MONDAY, Oct. 26 (HealthDay News) -- Lenalidomide plus low-dose dexamethasone is associated with better survival than lenalidomide plus high-dose dexamethasone for treating newly diagnosed multiple myeloma, according to a study published online Oct. 22 in The Lancet Oncology.

As part of an open-label trial, S. Vincent Rajkumar, M.D., from the Mayo Clinic in Rochester, Minn., and colleagues randomly assigned 445 patients with multiple myeloma to 25 mg lenalidomide plus high-dose dexamethasone or lenalidomide plus low-dose dexamethasone.

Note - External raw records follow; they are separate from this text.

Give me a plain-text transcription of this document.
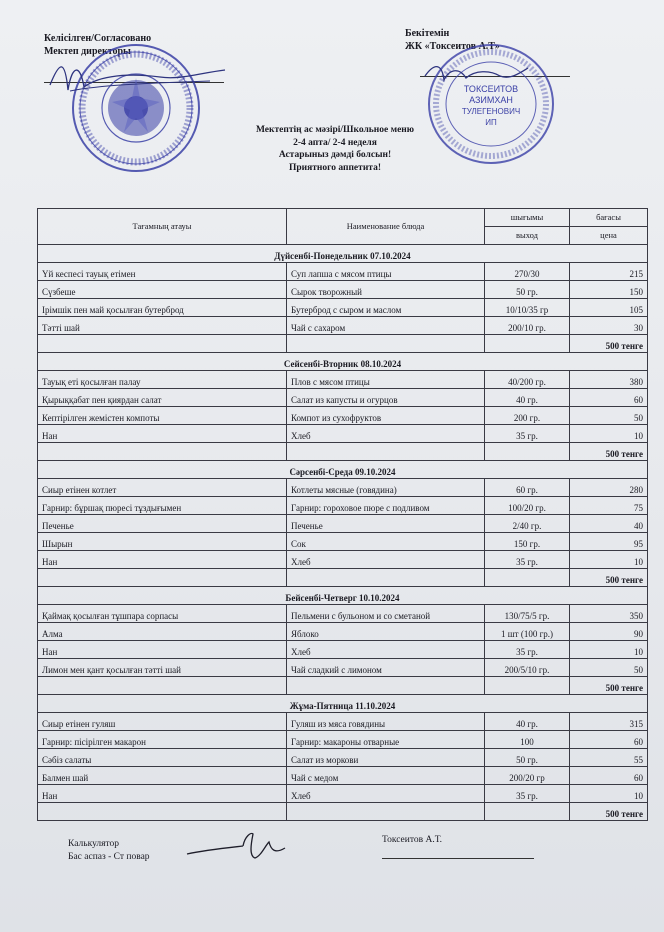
Келісілген/Согласовано
Мектеп директоры
Бекітемін
ЖК «Токсеитов А.Т»
ТОКСЕИТОВ
АЗИМХАН
ТУЛЕГЕНОВИЧ
ИП
Мектептің ас мәзірі/Школьное меню
2-4 апта/ 2-4 неделя
Астарыныз дәмді болсын!
Приятного аппетита!
Тағамның атауы	Наименование блюда	шығымы	бағасы
		выход	цена
Дүйсенбі-Понедельник 07.10.2024			
Үй кеспесі тауық етімен	Суп лапша с мясом птицы	270/30	215
Сүзбеше	Сырок творожный	50 гр.	150
Ірімшік пен май қосылған бутерброд	Бутерброд с сыром и маслом	10/10/35 гр	105
Тәтті шай	Чай с сахаром	200/10 гр.	30
			500 тенге
Сейсенбі-Вторник 08.10.2024			
Тауық еті қосылған палау	Плов с мясом птицы	40/200 гр.	380
Қырыққабат пен қиярдан салат	Салат из капусты и огурцов	40 гр.	60
Кептірілген жемістен компоты	Компот из сухофруктов	200 гр.	50
Нан	Хлеб	35 гр.	10
			500 тенге
Сәрсенбі-Среда 09.10.2024			
Сиыр етінен котлет	Котлеты мясные (говядина)	60 гр.	280
Гарнир: бұршақ пюресі тұздығымен	Гарнир: гороховое пюре с подливом	100/20 гр.	75
Печенье	Печенье	2/40 гр.	40
Шырын	Сок	150 гр.	95
Нан	Хлеб	35 гр.	10
			500 тенге
Бейсенбі-Четверг 10.10.2024			
Қаймақ қосылған тұшпара сорпасы	Пельмени с бульоном и со сметаной	130/75/5 гр.	350
Алма	Яблоко	1 шт (100 гр.)	90
Нан	Хлеб	35 гр.	10
Лимон мен қант қосылған тәтті шай	Чай сладкий с лимоном	200/5/10 гр.	50
			500 тенге
Жұма-Пятница 11.10.2024			
Сиыр етінен гуляш	Гуляш из мяса говядины	40 гр.	315
Гарнир: пісірілген макарон	Гарнир: макароны отварные	100	60
Сәбіз салаты	Салат из моркови	50 гр.	55
Балмен шай	Чай с медом	200/20 гр	60
Нан	Хлеб	35 гр.	10
			500 тенге
Калькулятор
Бас аспаз - Ст повар
Токсеитов А.Т.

Within four cycles, the researchers found that high-dose dexamethasone was associated with significantly more complete or partial responses (79 versus 68 percent; odds ratio, 1.75). However, at one year, the low-dose dexamethasone group had significantly better overall survival (96 versus 87 percent), at which point the trial was stopped and high-dose patients were crossed over to the lower dose. In the first four months of treatment, high-dose dexamethasone was associated with significantly more grade 3 or worse toxicity (52 versus 35 percent) and significantly more deaths (5.4 versus 0.5 percent). The most common adverse effects were deep-vein thrombosis, fatigue, and infections, including pneumonia.

"High-dose dexamethasone might still have a role in the treatment of patients with acute renal failure caused by myeloma cast nephropathy, cord compression from myeloma, or aggressive refractory disease," Rajkumar and colleagues write.

Several authors reported financial or consulting relationships with pharmaceutical companies.